Slow connection to Hetzner self-hosted PostgreSQL from some regions

Hi,
we are seeing timeouts or slow connections from FLY machines in some regions to our self–hosted PostgreSQL instance (e.g. SIN → hetzner_FRA). Traffic goes through fly-wireguard VPN.
The query we issue is quite big: 30 MB data returned and 5-10 secs execution time.

“good” regions complete the query in 7s
”broken” regions take 30s or way more

Do you recommend and special connection options (pg driver / network stack) to mitigate that problem?
Any help is highly appreaciated.

Thx!

A couple of things here:

1. For regions as far as SIN → FRA on another provider, slower / more unstable connection is, to be frank, somewhat expected, since all traffic ultimately goes through the public Internet. To determine if the Internet is at fault here, you may try a mtr from inside your Fly machines in SIN to the public IP (not the Wireguard VPN IP) of the Hetzner FRA instance.
2. If you are connecting to the Fly 6PN network using Fly’s wireguard gateways, keep in mind that they are more geared towards one-off usage to access your production environment from e.g. dev laptops, instead of high-traffic production purposes. Every connection through the Wireguard interface has an extra hop in the middle that might limit your throughput. We’d recommend a peer-to-peer VPN such as Tailscale for this purpose instead, as it should be able to establish a direct connection between Hetzner and your Fly machines, instead of through an extra gateway.
3. Since your PostgreSQL instance acts as the server (the side that sends more data) of the TCP connections here, there are some tricks you can use to optimize throughput on lossy / long-distance connections, such as selecting a better TCP congestion control algorithm. At Fly, we configure all our servers to use BBR by default.
4. From an architectural point of view, I wonder how much of your app depends on the database instance in FRA? If it is only a subset of the endpoints, maybe it would be better if you used fly-replay to transparently redirect only those endpoints to a Fly region closer to Hetzner FRA, instead of directly connecting to the database from everywhere. PostgreSQL generally works best when network latency is low. Conversely, if your app hard-depends on the database for most requests, running more instances in more regions without scaling out the database itself may not actually be that helpful, even with highly optimized TCP connections to the faraway PostgreSQL instance.

Wow, great response, thank you! We’ll check this out.

Hi, thanks for that valuable background.

Regarding traffic FROM the fly.io machines .. can we assume that from one organization the IPv6 prefixes are known and constant? I.e. is there a way to whitelist traffic from any fly machine of our org in the firewall?

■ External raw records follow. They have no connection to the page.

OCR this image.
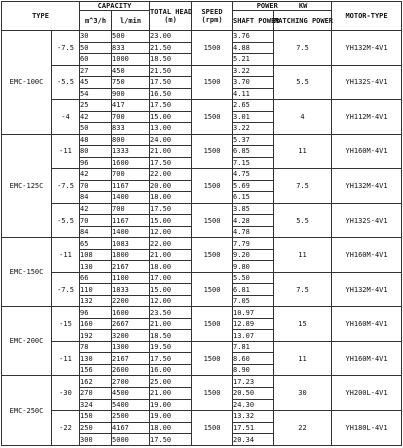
TYPE		CAPACITY		TOTAL HEAD
(m)	SPEED
(rpm)	POWER KW		MOTOR-TYPE
		m^3/h	l/min			SHAFT POWER	MATCHING POWER	

EMC-100C	-7.5	30	500	23.00	1500	3.76	7.5	YH132M-4V1
		50	833	21.50		4.88		
		60	1000	18.50		5.21		
	-5.5	27	450	21.50	1500	3.22	5.5	YH132S-4V1
		45	750	17.50		3.70		
		54	900	16.50		4.11		
	-4	25	417	17.50	1500	2.65	4	YH112M-4V1
		42	700	15.00		3.01		
		50	833	13.00		3.22		
EMC-125C	-11	48	800	24.00	1500	5.37	11	YH160M-4V1
		80	1333	21.00		6.85		
		96	1600	17.50		7.15		
	-7.5	42	700	22.00	1500	4.75	7.5	YH132M-4V1
		70	1167	20.00		5.69		
		84	1400	18.00		6.15		
	-5.5	42	700	17.50	1500	3.85	5.5	YH132S-4V1
		70	1167	15.00		4.28		
		84	1400	12.00		4.78		
EMC-150C	-11	65	1083	22.00	1500	7.79	11	YH160M-4V1
		108	1800	21.00		9.20		
		130	2167	18.00		9.80		
	-7.5	66	1100	17.00	1500	5.50	7.5	YH132M-4V1
		110	1833	15.00		6.81		
		132	2200	12.00		7.05		
EMC-200C	-15	96	1600	23.50	1500	10.97	15	YH160M-4V1
		160	2667	21.00		12.89		
		192	3200	18.50		13.07		
	-11	78	1300	19.50	1500	7.81	11	YH160M-4V1
		130	2167	17.50		8.60		
		156	2600	16.00		8.90		
EMC-250C	-30	162	2700	25.00	1500	17.23	30	YH200L-4V1
		270	4500	21.00		20.50		
		324	5400	19.00		24.30		
	-22	150	2500	19.00	1500	13.32	22	YH180L-4V1
		250	4167	18.00		17.51		
		300	5000	17.50		20.34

Thanks again and have a nice day!

Unfortunately, no. If you need fixed IPs, the only solution currently is the per-machine egress IP addresses, but it comes with some limitations due to them being bound to machines (for example, bluegreen deployments won’t work nicely). We’re currently working on egress IPs that are scoped to apps instead of machines, but I don’t have an ETA on when that will be generally available.

This topic was automatically closed 7 days after the last reply. New replies are no longer allowed.